I didn't see anything in the article about setting up incentives to keep the same thing from happening to Weird Gloop that happened to Fandom, which means the blog post is just empty marketing.
The only difference is that Weird Gloop is the little guy. Competition is good! That might be a good enough reason to choose them if you're in the market for wiki hosting!
But the moral posturing won't last if they become dominant, unless they set up incentives fundamentally differently than Fandom did, which doesn't seem to be the case.
As long as advertising is one of their revenue sources, the user experience will get crappy as soon as the network effects make it hard to leave. The cycle continues.

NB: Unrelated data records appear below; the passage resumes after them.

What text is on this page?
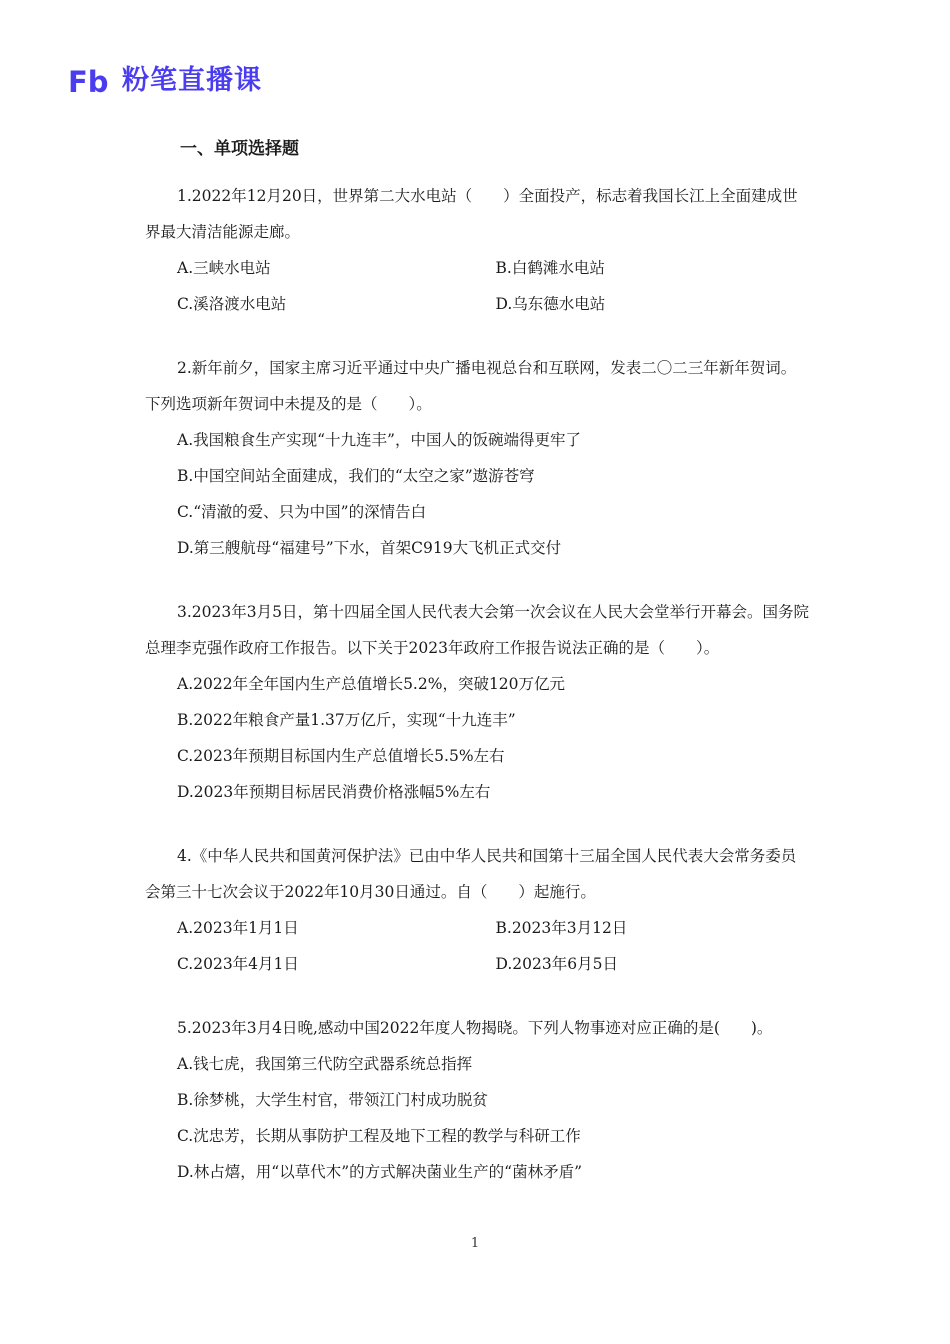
Fb 粉笔直播课
一、单项选择题
1.2022年12月20日，世界第二大水电站（　　）全面投产，标志着我国长江上全面建成世界最大清洁能源走廊。
A.三峡水电站	B.白鹤滩水电站
C.溪洛渡水电站	D.乌东德水电站
2.新年前夕，国家主席习近平通过中央广播电视总台和互联网，发表二〇二三年新年贺词。下列选项新年贺词中未提及的是（　　）。
A.我国粮食生产实现“十九连丰”，中国人的饭碗端得更牢了
B.中国空间站全面建成，我们的“太空之家”遨游苍穹
C.“清澈的爱、只为中国”的深情告白
D.第三艘航母“福建号”下水，首架C919大飞机正式交付
3.2023年3月5日，第十四届全国人民代表大会第一次会议在人民大会堂举行开幕会。国务院总理李克强作政府工作报告。以下关于2023年政府工作报告说法正确的是（　　）。
A.2022年全年国内生产总值增长5.2%，突破120万亿元
B.2022年粮食产量1.37万亿斤，实现“十九连丰”
C.2023年预期目标国内生产总值增长5.5%左右
D.2023年预期目标居民消费价格涨幅5%左右
4.《中华人民共和国黄河保护法》已由中华人民共和国第十三届全国人民代表大会常务委员会第三十七次会议于2022年10月30日通过。自（　　）起施行。
A.2023年1月1日	B.2023年3月12日
C.2023年4月1日	D.2023年6月5日
5.2023年3月4日晚,感动中国2022年度人物揭晓。下列人物事迹对应正确的是(　　)。
A.钱七虎，我国第三代防空武器系统总指挥
B.徐梦桃，大学生村官，带领江门村成功脱贫
C.沈忠芳，长期从事防护工程及地下工程的教学与科研工作
D.林占熺，用“以草代木”的方式解决菌业生产的“菌林矛盾”
1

Did you read the post? There's a whole section talking about how they are entering into binding agreements that let communities leave (and take the domain) if they have a better option
Can we flip it? Some companies are explicitly structured to guarantee enshittification.
Venture capital/private equity is what causes this. We've been poisoned to believe that websites should exist purely to achieve hyperscale and extract as much money as possible. When you look at the real physical world there are tons of small "mom and pop" businesses that are content with being self sustainable without some special corporate structure to legally require that.
I work for private equity, and while we have a lot of layoffs, we don’t necessarily pursue short term gains (at least, as far as I can determine not as a factor of being PE anyway)
Unless explicitly structured to prevent it, my bet is it will. If it's backed by a for-profit entity, it'll eventually need to turn a profit somehow, and users/visitors are the first to lose their experience at that point.
However, if Weird Gloop is a properly registered non-profit with shared ownership between multiple individuals, I'll be much more likely to bet it won't suffer the same fate.
I skimmed around a bit on the website to try to get an answer to if it is an non-profit, but didn't find anything obvious that says yes/no.